There are only two other sites in the Lothians that have yielded evidence for Northumbrian settlement: one at Eldbotle, near North Berwick, and another at Ratho, Midlothian. Even the placename Eldbotle, or Eld–bōtl, means ‘old hall or building’, and excavations have revealed evidence for occupation in the 5th-7th and 9th-11th centuries AD. At Ratho, a sunken building known as a grübenhaus has been interpreted as a weaving workshop due to the assemblage of clay loomweights found within it. Radiocarbon dates indicate activity here in the 6th-9th centuries AD.
Early Christianity in the Lothians
There were already established Christian settlements in the lands that were annexed by the Anglo-Saxons. We can trace these communities through changing burial practices: Christian communities buried their dead on an east-west alignment, in simple graves or in long cists (stone boxes dug into the ground and used much like coffins, with the deceased being buried lying outstretched on their backs). Many long cist cemeteries have been identified across the Lothians, indicating that there were thriving Christian communities before the Northumbrians arrived, and it seems probable that local tribal leaders had converted by around AD 600. The Northumbrians established ecclesiastical centres, bringing with them their own brand of Christianity, at Abercorn and Tyninghame, and thanks to recent excavations we now know that they established a monastic community at Auldhame.
It is probable that Aberlady was already a recognised Christian centre prior to the arrival of monks from Iona, and that the settlement referred to by the Northumbrians as ‘Pefferham’ is in fact Aberlady.
Carved stone cross fragments from Aberlady (see below), Morham and Tyninghame imply the existence of Anglian churches in East Lothian, but only at Tyninghame is there supporting evidence for such a church, which probably occupied the same site as the 12th century St Baldred’s Church which stands there today.
Aidan of Lindisfarne is believed to have passed through Aberlady when he made the journey from Iona to Lindisfarne (left), leading to the creation of an overland pilgrimage route.
The identification of two possible timber halls in the Glebe Field, combined with many chance finds of early historic material (below), leave us in little doubt that there was a settlement in Aberlady during the Anglo-Saxon period.
Chance finds from Aberlady
One of the most telling clues to Aberlady’s Anglo-Saxon past is a fragment of elaborately carved stone that would once have formed part of a monumental sculpture, the Aberlady High Cross. It was discovered in 1863 built into the wall of the manse garden, which lies close to the chapel. It is not uncommon to find early historic carved stones built into much more recent structures – sometimes they are reused for their aesthetic appeal, and sometimes seemingly just because they were the right size and shape for the job! Although only a small fragment of the shaft – around 0.6m in length – survives, comparison with other examples suggests that the original cross would have stood over 6m tall. The style of carving suggests that it dates to the 8th century AD. The carvings include flora and fauna, and traces of tin lining the eye-sockets of some of the birds suggest that shiny stones or glass nuggets were placed there, adding a lifelike gleam to their eyes. It is likely that the original cross was painted in bright colours, although no trace survives – read more here. A reconstruction of the Aberlady High Cross stands in the Memorial Garden at the west end of the village.

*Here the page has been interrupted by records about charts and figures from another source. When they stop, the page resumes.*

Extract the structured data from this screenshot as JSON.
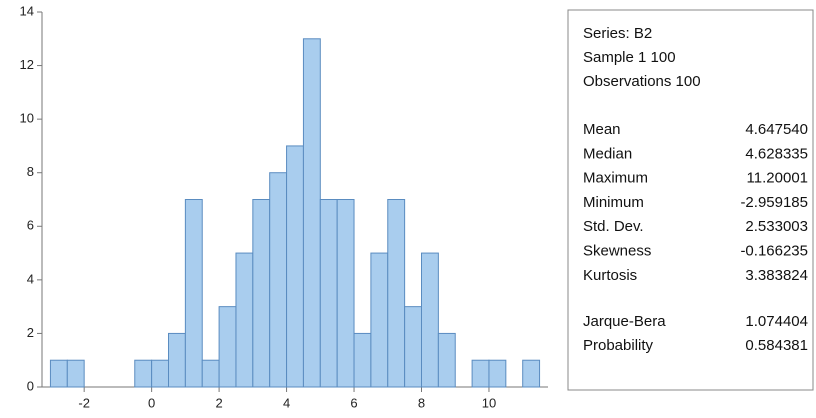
{
  "chart_data": {
    "type": "histogram",
    "bins": [
      -3,
      -2.5,
      -2,
      -1.5,
      -1,
      -0.5,
      0,
      0.5,
      1,
      1.5,
      2,
      2.5,
      3,
      3.5,
      4,
      4.5,
      5,
      5.5,
      6,
      6.5,
      7,
      7.5,
      8,
      8.5,
      9,
      9.5,
      10,
      10.5,
      11,
      11.5
    ],
    "values": [
      1,
      1,
      0,
      0,
      0,
      1,
      1,
      2,
      7,
      1,
      3,
      5,
      7,
      8,
      9,
      13,
      7,
      7,
      2,
      5,
      7,
      3,
      5,
      2,
      0,
      1,
      1,
      0,
      1
    ],
    "color": "#a9cdee",
    "edge_color": "#5a8cc0",
    "xlim": [
      -3.25,
      11.75
    ],
    "xticks": [
      -2,
      0,
      2,
      4,
      6,
      8,
      10
    ],
    "ylim": [
      0,
      14
    ],
    "yticks": [
      0,
      2,
      4,
      6,
      8,
      10,
      12,
      14
    ],
    "stats_header": [
      "Series: B2",
      "Sample 1 100",
      "Observations 100"
    ],
    "stats": [
      [
        "Mean",
        "4.647540"
      ],
      [
        "Median",
        "4.628335"
      ],
      [
        "Maximum",
        "11.20001"
      ],
      [
        "Minimum",
        "-2.959185"
      ],
      [
        "Std. Dev.",
        "2.533003"
      ],
      [
        "Skewness",
        "-0.166235"
      ],
      [
        "Kurtosis",
        "3.383824"
      ]
    ],
    "tests": [
      [
        "Jarque-Bera",
        "1.074404"
      ],
      [
        "Probability",
        "0.584381"
      ]
    ]
  }
}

Another significant chance find is an impressive openwork pin head of Mercian style. Mercia was the kingdom to the south of Northumbria, in what is now known as the East Midlands. The pin head features a fantastical beast, and based on its style, the can be dated to the 8th century. Metalwork from this period is rare across England, and this example, far north of the usual geographical range for this type of artefact, is an important addition to the existing body of evidence.